Az Bilinen Yönleriyle “ATATÜRK”
Tüm dinlerin peygamberleri ve büyük inisiyeler(1) başta olmak üzere, beşeriyetin ve mensubu olduğu ulusun gelişimine, aydınlanmasına, şuurlanmasına hizmet etmiş tüm yöneticilerin ve önemli buluşlarıyla bilime hizmet etmiş bilim insanlarının bazı dikkat çekici, bilinen/bilinmeyen “yetenekleri” olduğunu biliyoruz. Sıradan insanınkinden farklı olan bu yetenekler; hemen hemen sürekli olarak gerçekleşen öngörüler, varlık sevgisi, sağduyu, azimkarlık, “yeni” olana açıklık, alçakgönüllülük, özgürlüğe düşkünlük, barışseverlik, duygu enginliği ve bağnazlığa tepkililik… şeklinde tezahür eder. Bu meziyetlerden/yeteneklerden sadece biri ya da ikisi sıradan olan bizlerde ya doğuştan ya da sonradan ortaya çıkar, ama ATATÜRK gibi büyük insanlarda bunların hemen hemen hepsi bir arada bulunur.

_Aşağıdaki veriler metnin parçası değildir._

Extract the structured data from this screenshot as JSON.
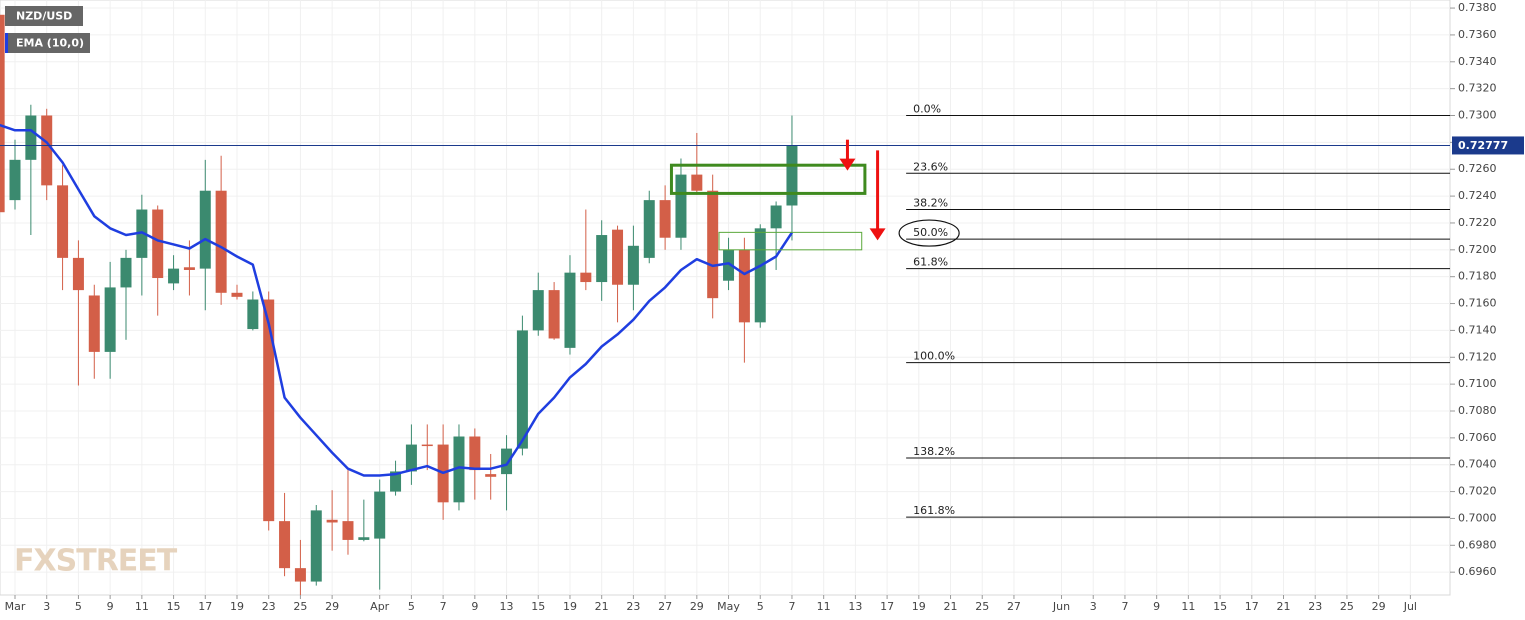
{
  "chart_data": {
    "type": "candlestick",
    "title": "NZD/USD",
    "indicator": "EMA (10,0)",
    "watermark": "FXSTREET",
    "up_color": "#3b8a6f",
    "down_color": "#d35f48",
    "ema_color": "#1f3ee0",
    "grid": true,
    "xlim": [
      -0.946,
      90.5
    ],
    "ylim": [
      0.6943,
      0.7386
    ],
    "x": [
      -1,
      0,
      1,
      2,
      3,
      4,
      5,
      6,
      7,
      8,
      9,
      10,
      11,
      12,
      13,
      14,
      15,
      16,
      17,
      18,
      19,
      20,
      21,
      22,
      23,
      24,
      25,
      26,
      27,
      28,
      29,
      30,
      31,
      32,
      33,
      34,
      35,
      36,
      37,
      38,
      39,
      40,
      41,
      42,
      43,
      44,
      45,
      46,
      47,
      48,
      49
    ],
    "open": [
      0.7375,
      0.7237,
      0.7267,
      0.73,
      0.7248,
      0.7194,
      0.7166,
      0.7124,
      0.7172,
      0.7194,
      0.723,
      0.7175,
      0.7187,
      0.7186,
      0.7244,
      0.7168,
      0.7141,
      0.7163,
      0.6998,
      0.6963,
      0.6953,
      0.6999,
      0.6998,
      0.6984,
      0.6985,
      0.702,
      0.7035,
      0.7055,
      0.7055,
      0.7012,
      0.7061,
      0.7033,
      0.7033,
      0.7052,
      0.714,
      0.717,
      0.7127,
      0.7183,
      0.7176,
      0.7215,
      0.7174,
      0.7194,
      0.7237,
      0.7209,
      0.7256,
      0.7244,
      0.7177,
      0.72,
      0.7146,
      0.7216,
      0.7233
    ],
    "high": [
      0.738,
      0.7282,
      0.7308,
      0.7305,
      0.7263,
      0.7207,
      0.7174,
      0.7191,
      0.72,
      0.7241,
      0.7233,
      0.7196,
      0.7207,
      0.7267,
      0.727,
      0.7174,
      0.7169,
      0.7169,
      0.7019,
      0.6984,
      0.701,
      0.7021,
      0.7036,
      0.7014,
      0.7029,
      0.7043,
      0.707,
      0.707,
      0.707,
      0.707,
      0.7067,
      0.7048,
      0.7062,
      0.7151,
      0.7183,
      0.7176,
      0.7196,
      0.723,
      0.7222,
      0.7218,
      0.7218,
      0.7244,
      0.7248,
      0.7268,
      0.7287,
      0.7256,
      0.7209,
      0.7209,
      0.7219,
      0.7236,
      0.73
    ],
    "low": [
      0.7225,
      0.723,
      0.7211,
      0.7237,
      0.717,
      0.7099,
      0.7104,
      0.7104,
      0.7133,
      0.7166,
      0.7151,
      0.717,
      0.7166,
      0.7155,
      0.7159,
      0.7163,
      0.714,
      0.6991,
      0.6957,
      0.6943,
      0.695,
      0.6976,
      0.6973,
      0.6983,
      0.6947,
      0.7017,
      0.7025,
      0.7036,
      0.6999,
      0.7006,
      0.7014,
      0.7014,
      0.7006,
      0.7047,
      0.7136,
      0.7133,
      0.7122,
      0.717,
      0.7162,
      0.7146,
      0.7155,
      0.719,
      0.72,
      0.72,
      0.7241,
      0.7149,
      0.717,
      0.7116,
      0.7142,
      0.7185,
      0.7207
    ],
    "close": [
      0.7228,
      0.7267,
      0.73,
      0.7248,
      0.7194,
      0.717,
      0.7124,
      0.7172,
      0.7194,
      0.723,
      0.7179,
      0.7186,
      0.7185,
      0.7244,
      0.7168,
      0.7165,
      0.7163,
      0.6998,
      0.6963,
      0.6953,
      0.7006,
      0.6997,
      0.6984,
      0.6986,
      0.702,
      0.7035,
      0.7055,
      0.7054,
      0.7012,
      0.7061,
      0.7036,
      0.7031,
      0.7052,
      0.714,
      0.717,
      0.7134,
      0.7183,
      0.7176,
      0.7211,
      0.7174,
      0.7203,
      0.7237,
      0.7209,
      0.7256,
      0.7244,
      0.7164,
      0.72,
      0.7146,
      0.7216,
      0.7233,
      0.7278
    ],
    "ema": [
      0.7293,
      0.7289,
      0.7289,
      0.728,
      0.7265,
      0.7245,
      0.7225,
      0.7216,
      0.7211,
      0.7213,
      0.7207,
      0.7204,
      0.7201,
      0.7208,
      0.7202,
      0.7195,
      0.7189,
      0.7145,
      0.709,
      0.7075,
      0.7062,
      0.7049,
      0.7037,
      0.7032,
      0.7032,
      0.7033,
      0.7036,
      0.7039,
      0.7034,
      0.7038,
      0.7037,
      0.7037,
      0.704,
      0.7058,
      0.7078,
      0.709,
      0.7105,
      0.7115,
      0.7128,
      0.7137,
      0.7148,
      0.7162,
      0.7172,
      0.7185,
      0.7193,
      0.7188,
      0.719,
      0.7182,
      0.7188,
      0.7195,
      0.7213
    ],
    "last_price": {
      "value": 0.72777,
      "label": "0.72777"
    },
    "fib_levels": [
      {
        "label": "0.0%",
        "value": 0.73
      },
      {
        "label": "23.6%",
        "value": 0.7257
      },
      {
        "label": "38.2%",
        "value": 0.723
      },
      {
        "label": "50.0%",
        "value": 0.7208
      },
      {
        "label": "61.8%",
        "value": 0.7186
      },
      {
        "label": "100.0%",
        "value": 0.7116
      },
      {
        "label": "138.2%",
        "value": 0.7045
      },
      {
        "label": "161.8%",
        "value": 0.7001
      }
    ],
    "fib_start": 56.2,
    "boxes": [
      {
        "x": [
          41.4,
          53.6
        ],
        "y": [
          0.7242,
          0.7263
        ],
        "color": "#3f8a1f",
        "width": 3
      },
      {
        "x": [
          44.4,
          53.4
        ],
        "y": [
          0.72,
          0.7213
        ],
        "color": "#5aa83a",
        "width": 1
      }
    ],
    "arrows": [
      {
        "x": 52.5,
        "y": [
          0.7282,
          0.7259
        ],
        "color": "#ee1111"
      },
      {
        "x": 54.4,
        "y": [
          0.7274,
          0.7207
        ],
        "color": "#ee1111"
      }
    ],
    "xticks": [
      {
        "value": 0,
        "label": "Mar"
      },
      {
        "value": 2,
        "label": "3"
      },
      {
        "value": 4,
        "label": "5"
      },
      {
        "value": 6,
        "label": "9"
      },
      {
        "value": 8,
        "label": "11"
      },
      {
        "value": 10,
        "label": "15"
      },
      {
        "value": 12,
        "label": "17"
      },
      {
        "value": 14,
        "label": "19"
      },
      {
        "value": 16,
        "label": "23"
      },
      {
        "value": 18,
        "label": "25"
      },
      {
        "value": 20,
        "label": "29"
      },
      {
        "value": 23,
        "label": "Apr"
      },
      {
        "value": 25,
        "label": "5"
      },
      {
        "value": 27,
        "label": "7"
      },
      {
        "value": 29,
        "label": "9"
      },
      {
        "value": 31,
        "label": "13"
      },
      {
        "value": 33,
        "label": "15"
      },
      {
        "value": 35,
        "label": "19"
      },
      {
        "value": 37,
        "label": "21"
      },
      {
        "value": 39,
        "label": "23"
      },
      {
        "value": 41,
        "label": "27"
      },
      {
        "value": 43,
        "label": "29"
      },
      {
        "value": 45,
        "label": "May"
      },
      {
        "value": 47,
        "label": "5"
      },
      {
        "value": 49,
        "label": "7"
      },
      {
        "value": 51,
        "label": "11"
      },
      {
        "value": 53,
        "label": "13"
      },
      {
        "value": 55,
        "label": "17"
      },
      {
        "value": 57,
        "label": "19"
      },
      {
        "value": 59,
        "label": "21"
      },
      {
        "value": 61,
        "label": "25"
      },
      {
        "value": 63,
        "label": "27"
      },
      {
        "value": 66,
        "label": "Jun"
      },
      {
        "value": 68,
        "label": "3"
      },
      {
        "value": 70,
        "label": "7"
      },
      {
        "value": 72,
        "label": "9"
      },
      {
        "value": 74,
        "label": "11"
      },
      {
        "value": 76,
        "label": "15"
      },
      {
        "value": 78,
        "label": "17"
      },
      {
        "value": 80,
        "label": "21"
      },
      {
        "value": 82,
        "label": "23"
      },
      {
        "value": 84,
        "label": "25"
      },
      {
        "value": 86,
        "label": "29"
      },
      {
        "value": 88,
        "label": "Jul"
      }
    ],
    "yticks": [
      {
        "value": 0.696,
        "label": "0.6960"
      },
      {
        "value": 0.698,
        "label": "0.6980"
      },
      {
        "value": 0.7,
        "label": "0.7000"
      },
      {
        "value": 0.702,
        "label": "0.7020"
      },
      {
        "value": 0.704,
        "label": "0.7040"
      },
      {
        "value": 0.706,
        "label": "0.7060"
      },
      {
        "value": 0.708,
        "label": "0.7080"
      },
      {
        "value": 0.71,
        "label": "0.7100"
      },
      {
        "value": 0.712,
        "label": "0.7120"
      },
      {
        "value": 0.714,
        "label": "0.7140"
      },
      {
        "value": 0.716,
        "label": "0.7160"
      },
      {
        "value": 0.718,
        "label": "0.7180"
      },
      {
        "value": 0.72,
        "label": "0.7200"
      },
      {
        "value": 0.722,
        "label": "0.7220"
      },
      {
        "value": 0.724,
        "label": "0.7240"
      },
      {
        "value": 0.726,
        "label": "0.7260"
      },
      {
        "value": 0.728,
        "label": "0.7280"
      },
      {
        "value": 0.73,
        "label": "0.7300"
      },
      {
        "value": 0.732,
        "label": "0.7320"
      },
      {
        "value": 0.734,
        "label": "0.7340"
      },
      {
        "value": 0.736,
        "label": "0.7360"
      },
      {
        "value": 0.738,
        "label": "0.7380"
      }
    ]
  }
}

Bu yeteneklerden özellikle “öngörü”(önceden bilme/sezme), “prekognisyon” ve duru görü gibi adlarla Parapsikolojinin araştırma alanı içine girmiş ve pek çok süje ile laboratuar koşullarında deneyler yapılmış; bunların “tesadüf” ile açıklanamayacağı (gerçekten var olduğu) kanıtlanmış, (hatta soğuk savaş döneminde yoğun olmak üzere) resmi çevrelerce kullanılmıştır. (2) Dünyanın dört bir yanında ve ülkemizde Parapsikolojinin araştırma alanına giren pek çok süje ortaya çıkarılmış, bunlarla ilgili kanıtlanmış olaylar/deneyimler literatüre geçmiştir.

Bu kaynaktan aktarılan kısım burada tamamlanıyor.